Wednesday, 30 September 2009

2 FCE, 2 CAE - Swing!

I've just got my timetable through for the year and I have 2 classes of FCE and 2 of CAE. No CPE this year, which is good as I need a break from it (I've been teaching it five years straight and am bored of it a little, it's due to change soon so it'll be good again getting to teach the new exam).
And it's good to get 2 CAE classes. I really enjoy this exam, and this level. It's the level you need to get into Uni in the UK if English isn't your mother tongue (or often an IELTS 6.5 - 7.5 depending on the subject though years ago they were accepting 4.5 (!) at the weaker Unis in the UK for business courses) so it's a high enough level to have some meat to it, but it's also low enough that students have fundamental errors that have some how manage to evade all the exams they ahev taken so far.
It's also the first time when the writing can get interesting too. There can be substance there. Of course, here in Portugal as in many countries of Romance languages, the style that students write can often be extremely vague and waffley. It can also be over-formal. You'll see this acronym again and again in this blog I'm sure but K. I.S.S. (Keep it Simple and Short). Use the paragraph as the unit of an idea, not the sentence. Otherwise it'll be exhausting to read.
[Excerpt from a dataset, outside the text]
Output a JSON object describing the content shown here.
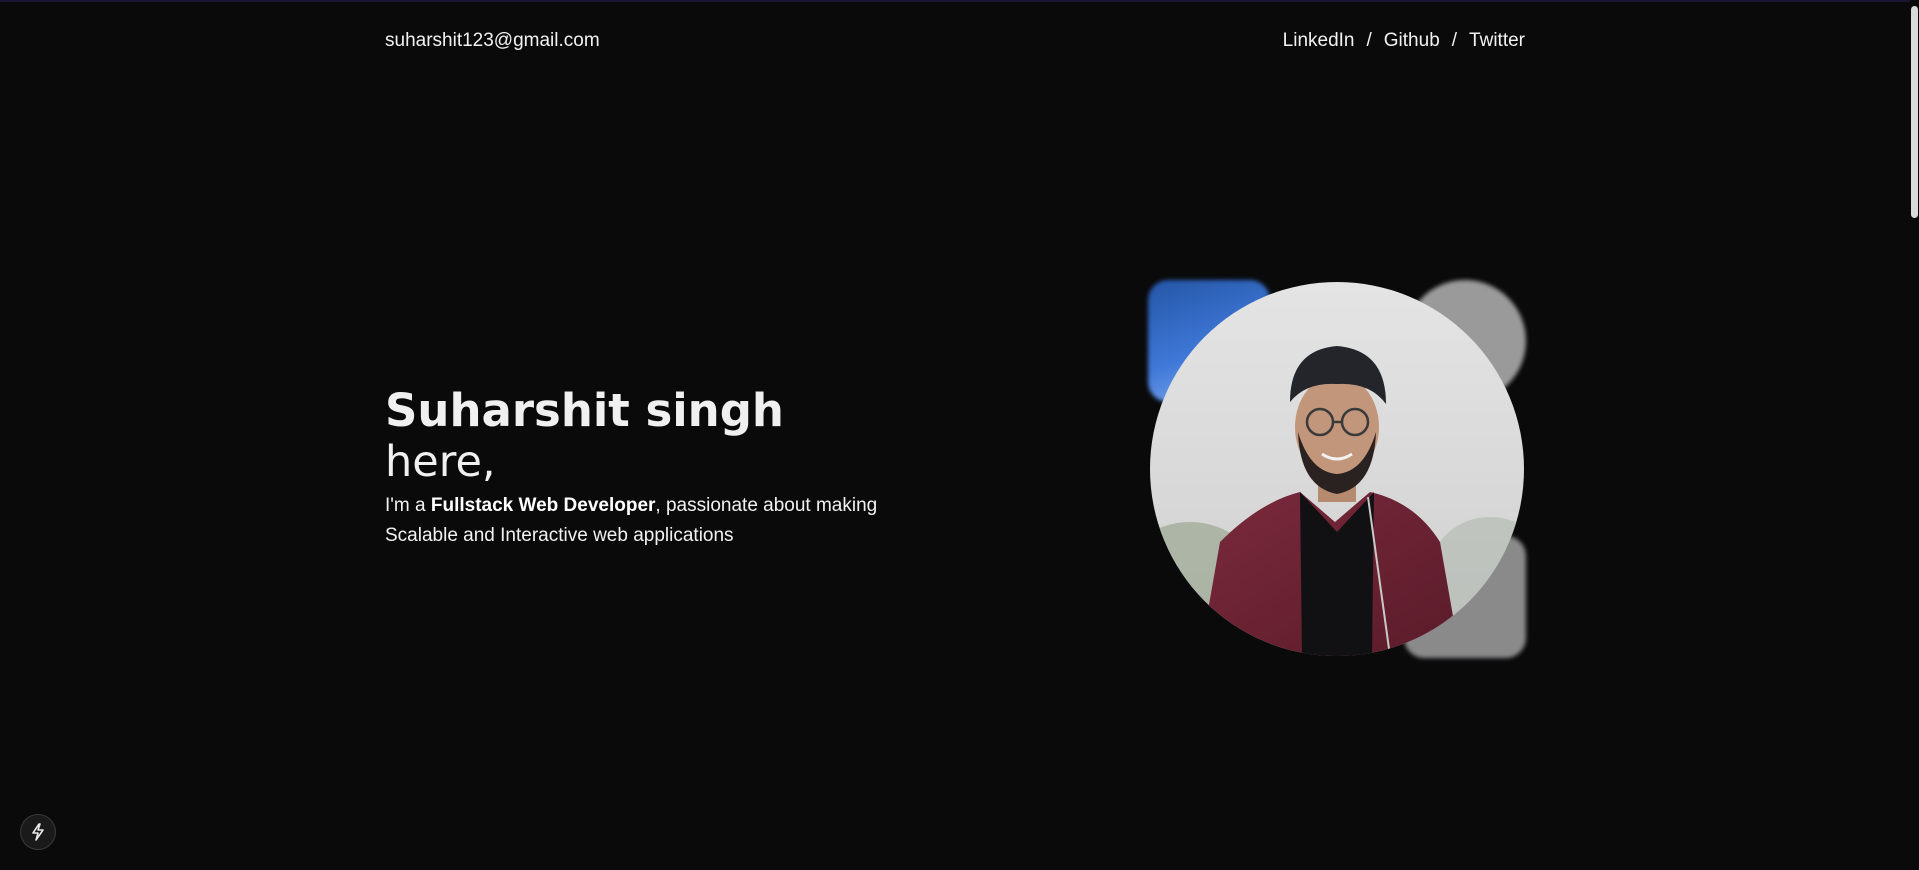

I found some swings in my town that my daughter can use (she's not yet 2 so needs the ones with the waist support thingy). Now she's demanding 'Swings!' every five minutes.
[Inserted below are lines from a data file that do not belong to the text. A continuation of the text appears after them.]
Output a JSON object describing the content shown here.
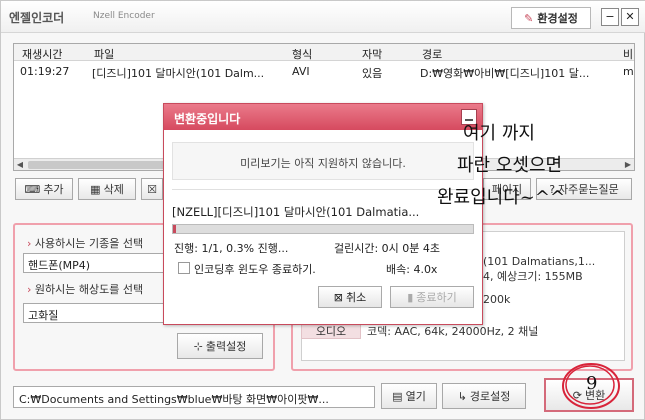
{
  "app": {
    "title": "엔젤인코더",
    "subtitle": "Nzell Encoder",
    "settings_label": "환경설정",
    "minimize_glyph": "−",
    "close_glyph": "✕"
  },
  "file_list": {
    "columns": [
      "재생시간",
      "파일",
      "형식",
      "자막",
      "경로",
      "비"
    ],
    "rows": [
      {
        "duration": "01:19:27",
        "file": "[디즈니]101 달마시안(101 Dalm...",
        "format": "AVI",
        "subtitle": "있음",
        "path": "D:₩영화₩아비₩[디즈니]101 달...",
        "extra": "m"
      }
    ]
  },
  "toolbar": {
    "add_label": "추가",
    "delete_label": "삭제",
    "partial_label": "페이지",
    "faq_label": "자주묻는질문"
  },
  "options": {
    "device_label": "사용하시는 기종을 선택",
    "device_value": "핸드폰(MP4)",
    "resolution_label": "원하시는 해상도를 선택",
    "resolution_value": "고화질",
    "output_settings_label": "출력설정"
  },
  "file_info": {
    "video_text": "(101 Dalmatians,1...",
    "video_text2": "4, 예상크기: 155MB",
    "bitrate_text": "200k",
    "audio_tag": "오디오",
    "audio_text": "코덱: AAC, 64k, 24000Hz, 2 채널"
  },
  "bottom": {
    "path": "C:₩Documents and Settings₩blue₩바탕 화면₩아이팟₩...",
    "open_label": "열기",
    "path_settings_label": "경로설정",
    "convert_label": "변환"
  },
  "dialog": {
    "title": "변환중입니다",
    "message": "미리보기는 아직 지원하지 않습니다.",
    "filename": "[NZELL][디즈니]101 달마시안(101 Dalmatia...",
    "progress_text": "진행: 1/1, 0.3% 진행...",
    "progress_fraction": 0.003,
    "elapsed": "걸린시간: 0시 0분 4초",
    "shutdown_label": "인코딩후 윈도우 종료하기.",
    "speed": "배속: 4.0x",
    "cancel_label": "취소",
    "stop_label": "종료하기"
  },
  "annotation": {
    "line1": "여기 까지",
    "line2": "파란 오셋으면",
    "line3": "완료입니다~^^",
    "number": "9"
  }
}
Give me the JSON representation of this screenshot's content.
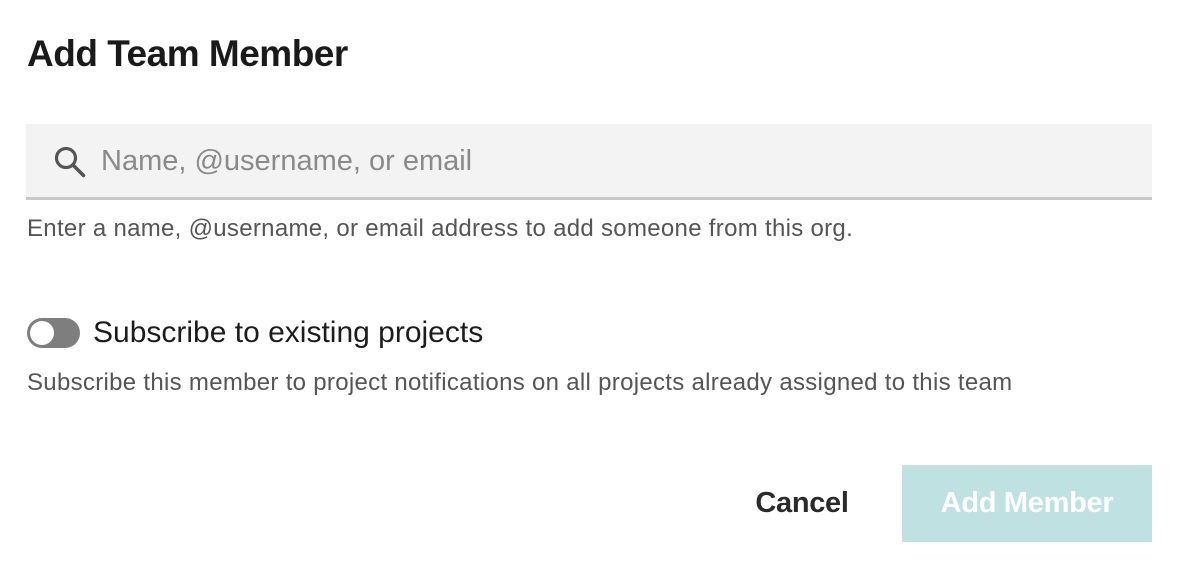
{
  "dialog": {
    "title": "Add Team Member"
  },
  "search": {
    "placeholder": "Name, @username, or email",
    "value": "",
    "icon": "search-icon",
    "help_text": "Enter a name, @username, or email address to add someone from this org."
  },
  "subscribe": {
    "label": "Subscribe to existing projects",
    "checked": false,
    "help_text": "Subscribe this member to project notifications on all projects already assigned to this team"
  },
  "actions": {
    "cancel_label": "Cancel",
    "add_label": "Add Member",
    "add_disabled": true
  },
  "colors": {
    "accent_disabled": "#bfe1e1",
    "toggle_off": "#7e7e7e",
    "input_bg": "#f3f3f3"
  }
}
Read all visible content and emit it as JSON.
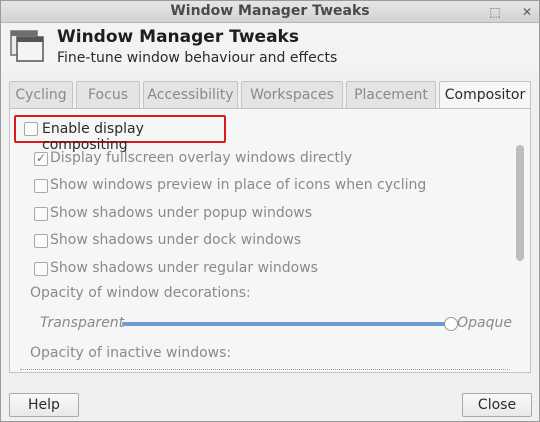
{
  "window": {
    "title": "Window Manager Tweaks",
    "controls": [
      "⬚",
      "✕"
    ]
  },
  "header": {
    "icon": "window-manager-icon",
    "title": "Window Manager Tweaks",
    "subtitle": "Fine-tune window behaviour and effects"
  },
  "tabs": [
    {
      "label": "Cycling",
      "active": false
    },
    {
      "label": "Focus",
      "active": false
    },
    {
      "label": "Accessibility",
      "active": false
    },
    {
      "label": "Workspaces",
      "active": false
    },
    {
      "label": "Placement",
      "active": false
    },
    {
      "label": "Compositor",
      "active": true
    }
  ],
  "compositor": {
    "enable_label": "Enable display compositing",
    "enable_checked": false,
    "options": [
      {
        "label": "Display fullscreen overlay windows directly",
        "checked": true
      },
      {
        "label": "Show windows preview in place of icons when cycling",
        "checked": false
      },
      {
        "label": "Show shadows under popup windows",
        "checked": false
      },
      {
        "label": "Show shadows under dock windows",
        "checked": false
      },
      {
        "label": "Show shadows under regular windows",
        "checked": false
      }
    ],
    "decorations_label": "Opacity of window decorations:",
    "slider_left": "Transparent",
    "slider_right": "Opaque",
    "decorations_opacity": 1.0,
    "inactive_label": "Opacity of inactive windows:"
  },
  "buttons": {
    "help": "Help",
    "close": "Close"
  },
  "colors": {
    "highlight_border": "#d61c1c",
    "slider_fill": "#6b9bd4"
  }
}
  1. CPE is changing? How soon is "soon"? I am thinking in taking it before the summer in 2010, shall I wait?

  2. Hi Anonymous,

    We haven't heard when the exam is changing yet, but my guess is Dec 2010. Cambridge tend to roll through the exams changing them one at a time and it's CPE's 'turn'. The tendency is to make the exams shorter and a little bit easier, though not in terms of language but as regards exam technique. Instead of waiting I would download and print out a practice test for Use of English (I have some links on my page, and the best ones are Cambridge's own sample papers) and do them under the best exam conditions you can simulate. Make sure you include time to copy the answers into the answer paper grid. They also give you the answers so you can look at the scheme and gauge your percentage. No cheating now. I reckon that if you get 68% or more then you're ready for a C in the exam even on a bad day. Watch out for the listening though too.
    Good luck, and if you have any other questions please ask!